Friday, November 3, 2017

The Chemical Balance Myth

I recently read the August 7, 2017 Time cover story "The Anti Antidepressant." It talks of possible "new" innovations in psychopharmacology. It's hardly new Ketamine, MDMA, and other medications have been researched in the past. Often street (ab)use, led to discontinuing the research in medications like this.
This latest article does a fine job of describing the (Western) understanding of depression. It also does a poor job of updating the understanding that's come in the last 40 years. The brain in "chemical imbalance" model of understanding and treating depression was outdated by the time it was used to help portray to clients the usefulness of SSRI in treatment. It's not that it's totally incorrect -- it's incomplete. The latest Time article does at least note that the latest understanding acknowledges the likelihood that depression is perhaps a dozen plus conditions. It still, however, perpetuates the perspective that depression lives solely in the brain.
Depression may be demonstrated through low serotonin, dopamine, or other neurotransmitters. Recent researchers, though, see a multidimensional, physiological syndromes that explain the depressive experience.

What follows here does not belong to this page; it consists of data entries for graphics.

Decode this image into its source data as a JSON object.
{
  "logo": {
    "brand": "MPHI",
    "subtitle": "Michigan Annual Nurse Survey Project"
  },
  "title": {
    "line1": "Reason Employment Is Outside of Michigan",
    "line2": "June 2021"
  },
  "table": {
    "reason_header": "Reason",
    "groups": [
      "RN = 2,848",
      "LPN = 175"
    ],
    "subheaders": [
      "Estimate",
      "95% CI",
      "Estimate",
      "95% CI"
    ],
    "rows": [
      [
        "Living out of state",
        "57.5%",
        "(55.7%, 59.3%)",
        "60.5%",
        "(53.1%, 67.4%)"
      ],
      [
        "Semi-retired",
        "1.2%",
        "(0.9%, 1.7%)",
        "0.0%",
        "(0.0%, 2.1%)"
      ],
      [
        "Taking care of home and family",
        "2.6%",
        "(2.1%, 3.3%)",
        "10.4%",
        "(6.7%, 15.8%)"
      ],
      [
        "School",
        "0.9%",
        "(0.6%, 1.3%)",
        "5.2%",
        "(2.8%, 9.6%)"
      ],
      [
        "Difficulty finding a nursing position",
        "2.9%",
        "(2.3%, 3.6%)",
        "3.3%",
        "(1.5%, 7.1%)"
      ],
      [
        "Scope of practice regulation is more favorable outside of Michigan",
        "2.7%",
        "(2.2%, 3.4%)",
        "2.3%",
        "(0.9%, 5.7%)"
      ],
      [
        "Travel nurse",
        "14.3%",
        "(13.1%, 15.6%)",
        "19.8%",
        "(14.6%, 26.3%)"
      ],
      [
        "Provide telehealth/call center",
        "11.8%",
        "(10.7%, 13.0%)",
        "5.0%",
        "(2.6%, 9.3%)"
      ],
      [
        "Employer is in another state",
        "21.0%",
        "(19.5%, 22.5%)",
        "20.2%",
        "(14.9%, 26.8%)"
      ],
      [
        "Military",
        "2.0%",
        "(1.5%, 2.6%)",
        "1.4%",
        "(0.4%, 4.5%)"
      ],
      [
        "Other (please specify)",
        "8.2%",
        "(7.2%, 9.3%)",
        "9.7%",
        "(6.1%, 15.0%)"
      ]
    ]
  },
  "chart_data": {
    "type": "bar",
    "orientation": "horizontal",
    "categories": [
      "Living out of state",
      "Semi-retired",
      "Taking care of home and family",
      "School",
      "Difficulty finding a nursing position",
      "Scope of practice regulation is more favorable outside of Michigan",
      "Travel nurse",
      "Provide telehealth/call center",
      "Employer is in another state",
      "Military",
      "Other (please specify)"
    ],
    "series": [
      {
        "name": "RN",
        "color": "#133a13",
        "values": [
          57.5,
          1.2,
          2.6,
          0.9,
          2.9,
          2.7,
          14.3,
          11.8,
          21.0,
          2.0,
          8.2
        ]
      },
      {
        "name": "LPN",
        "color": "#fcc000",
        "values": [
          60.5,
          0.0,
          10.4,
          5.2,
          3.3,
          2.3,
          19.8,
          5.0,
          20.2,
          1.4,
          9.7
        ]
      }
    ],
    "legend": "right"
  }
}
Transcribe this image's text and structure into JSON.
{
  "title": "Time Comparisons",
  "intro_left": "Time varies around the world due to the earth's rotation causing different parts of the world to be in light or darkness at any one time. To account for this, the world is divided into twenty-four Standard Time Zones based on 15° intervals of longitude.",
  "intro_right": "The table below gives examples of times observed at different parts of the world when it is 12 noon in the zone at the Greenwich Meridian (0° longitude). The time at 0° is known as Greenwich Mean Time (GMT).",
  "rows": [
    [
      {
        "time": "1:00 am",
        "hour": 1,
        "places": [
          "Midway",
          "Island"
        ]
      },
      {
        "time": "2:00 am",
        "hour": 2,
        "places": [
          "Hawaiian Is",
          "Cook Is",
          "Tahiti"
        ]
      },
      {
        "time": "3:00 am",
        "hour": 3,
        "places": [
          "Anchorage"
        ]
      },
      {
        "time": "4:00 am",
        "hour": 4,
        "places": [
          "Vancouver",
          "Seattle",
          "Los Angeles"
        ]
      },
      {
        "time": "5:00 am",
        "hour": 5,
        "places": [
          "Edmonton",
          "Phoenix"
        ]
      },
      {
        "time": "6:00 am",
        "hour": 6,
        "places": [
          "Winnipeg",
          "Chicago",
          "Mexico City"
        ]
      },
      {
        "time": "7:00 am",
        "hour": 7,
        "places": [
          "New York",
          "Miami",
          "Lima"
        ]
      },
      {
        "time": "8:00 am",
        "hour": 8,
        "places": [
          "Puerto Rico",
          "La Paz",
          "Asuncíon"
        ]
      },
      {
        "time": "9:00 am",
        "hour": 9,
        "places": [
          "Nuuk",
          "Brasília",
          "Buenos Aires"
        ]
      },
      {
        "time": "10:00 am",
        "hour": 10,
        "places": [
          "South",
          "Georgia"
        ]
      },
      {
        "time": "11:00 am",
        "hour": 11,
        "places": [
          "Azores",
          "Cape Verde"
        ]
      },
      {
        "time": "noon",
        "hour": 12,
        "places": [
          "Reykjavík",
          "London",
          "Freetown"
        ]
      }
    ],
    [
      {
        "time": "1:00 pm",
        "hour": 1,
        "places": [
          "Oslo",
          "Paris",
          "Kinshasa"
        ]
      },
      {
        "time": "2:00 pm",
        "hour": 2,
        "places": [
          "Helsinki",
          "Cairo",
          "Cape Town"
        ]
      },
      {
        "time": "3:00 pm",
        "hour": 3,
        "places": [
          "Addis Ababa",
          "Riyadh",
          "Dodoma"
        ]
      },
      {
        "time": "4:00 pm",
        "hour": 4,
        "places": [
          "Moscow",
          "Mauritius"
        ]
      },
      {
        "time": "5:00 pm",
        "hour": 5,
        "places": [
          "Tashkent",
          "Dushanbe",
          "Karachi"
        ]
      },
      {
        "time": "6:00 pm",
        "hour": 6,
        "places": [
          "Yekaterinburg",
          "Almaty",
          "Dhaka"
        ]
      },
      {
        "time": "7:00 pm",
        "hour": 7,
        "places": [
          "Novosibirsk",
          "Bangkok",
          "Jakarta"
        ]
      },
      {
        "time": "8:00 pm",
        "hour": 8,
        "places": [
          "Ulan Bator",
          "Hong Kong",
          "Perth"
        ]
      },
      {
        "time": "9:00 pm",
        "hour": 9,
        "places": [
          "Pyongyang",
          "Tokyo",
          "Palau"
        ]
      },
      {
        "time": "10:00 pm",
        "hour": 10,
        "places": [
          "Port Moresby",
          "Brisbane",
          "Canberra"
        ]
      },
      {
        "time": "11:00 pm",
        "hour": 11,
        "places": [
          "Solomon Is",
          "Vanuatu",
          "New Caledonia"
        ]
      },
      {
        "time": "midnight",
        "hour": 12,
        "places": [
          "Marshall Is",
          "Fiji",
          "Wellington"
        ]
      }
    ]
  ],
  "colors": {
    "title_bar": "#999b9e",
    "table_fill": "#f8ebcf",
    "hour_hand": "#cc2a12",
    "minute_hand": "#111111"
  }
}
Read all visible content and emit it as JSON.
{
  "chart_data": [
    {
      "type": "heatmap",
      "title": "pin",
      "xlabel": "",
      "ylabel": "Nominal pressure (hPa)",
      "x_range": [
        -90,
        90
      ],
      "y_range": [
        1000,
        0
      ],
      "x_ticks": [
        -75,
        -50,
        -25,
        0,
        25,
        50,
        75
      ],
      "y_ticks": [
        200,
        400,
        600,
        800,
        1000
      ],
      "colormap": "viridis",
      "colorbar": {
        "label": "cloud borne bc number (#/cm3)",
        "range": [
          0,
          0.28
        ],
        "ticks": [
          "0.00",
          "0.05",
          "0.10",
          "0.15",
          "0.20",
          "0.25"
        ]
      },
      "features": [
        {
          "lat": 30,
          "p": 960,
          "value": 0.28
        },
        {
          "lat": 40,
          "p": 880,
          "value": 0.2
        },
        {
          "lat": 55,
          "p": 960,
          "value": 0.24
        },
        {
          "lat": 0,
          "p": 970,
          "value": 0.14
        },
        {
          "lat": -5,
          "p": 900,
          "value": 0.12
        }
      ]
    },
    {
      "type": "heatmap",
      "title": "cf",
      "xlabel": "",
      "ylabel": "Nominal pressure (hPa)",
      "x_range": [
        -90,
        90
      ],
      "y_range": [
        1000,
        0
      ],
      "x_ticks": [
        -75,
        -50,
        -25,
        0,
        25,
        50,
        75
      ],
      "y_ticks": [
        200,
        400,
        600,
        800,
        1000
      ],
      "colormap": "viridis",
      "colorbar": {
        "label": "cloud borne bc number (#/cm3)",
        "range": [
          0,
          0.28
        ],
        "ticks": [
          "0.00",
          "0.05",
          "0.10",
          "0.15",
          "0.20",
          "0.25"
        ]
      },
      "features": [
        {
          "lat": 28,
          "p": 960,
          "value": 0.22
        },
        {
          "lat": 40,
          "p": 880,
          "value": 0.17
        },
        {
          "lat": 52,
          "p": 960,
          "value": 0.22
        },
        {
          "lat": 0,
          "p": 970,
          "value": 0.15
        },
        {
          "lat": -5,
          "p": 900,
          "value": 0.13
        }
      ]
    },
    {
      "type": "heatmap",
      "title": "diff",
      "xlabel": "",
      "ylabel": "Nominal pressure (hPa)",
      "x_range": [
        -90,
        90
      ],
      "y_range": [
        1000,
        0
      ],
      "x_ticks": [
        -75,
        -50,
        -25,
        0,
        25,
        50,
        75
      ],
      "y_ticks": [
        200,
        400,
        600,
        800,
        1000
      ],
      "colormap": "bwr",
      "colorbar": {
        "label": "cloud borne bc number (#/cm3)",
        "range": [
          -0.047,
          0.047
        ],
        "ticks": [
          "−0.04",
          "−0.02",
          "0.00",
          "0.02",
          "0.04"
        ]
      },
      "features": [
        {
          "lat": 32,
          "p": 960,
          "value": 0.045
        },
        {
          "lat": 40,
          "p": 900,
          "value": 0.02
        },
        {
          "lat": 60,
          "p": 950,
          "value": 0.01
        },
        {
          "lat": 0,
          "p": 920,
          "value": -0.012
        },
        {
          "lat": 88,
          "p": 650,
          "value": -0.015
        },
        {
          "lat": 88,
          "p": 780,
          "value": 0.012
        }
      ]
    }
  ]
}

There is a shift in how the anatomical areas of the brain metabolize and send impulses (a neurological and circuit based disease.) Not only do certain genes show links to depression, but whether those genes have been turned on or off in a person's lifetime (a genetic and epigenetic disease.) The genes con
trol how hormones are replicated and how sensitive our body is to these hormones (an endocrine disease.) These hormonal interactions inflame our tissues - a disease of inflammation. These are all parts of depression - it is not only seen in the brain, not only felt in the brain.
Depression impacts our sleep, appetite and metabolism, our sense of energy, our ability to concentrate. It impacts relationships in the family and in the community - a person's participation in the call and response of human connection.
I hope that clinicians find one more effective treatment of depression. I regularly tell my clients and colleagues (with a touch of facetiousness) "No business is good business." My sense of this comes with the belief that counseling is only one vehicle to address depression. Often, it's the job of therapist to connect people to more meaningful interventions, more resolute solutions to managing mood: Healthy relationships, healthy lifestyles, communities, friends, exercise, greater sense of connection to the world and to people, a sense of meaning, a remembrance of one's fortitude and internal resources. Because depression does not simply live in the brain. Treatment can start in the brain, in relationships, and in physiology. It does not end there.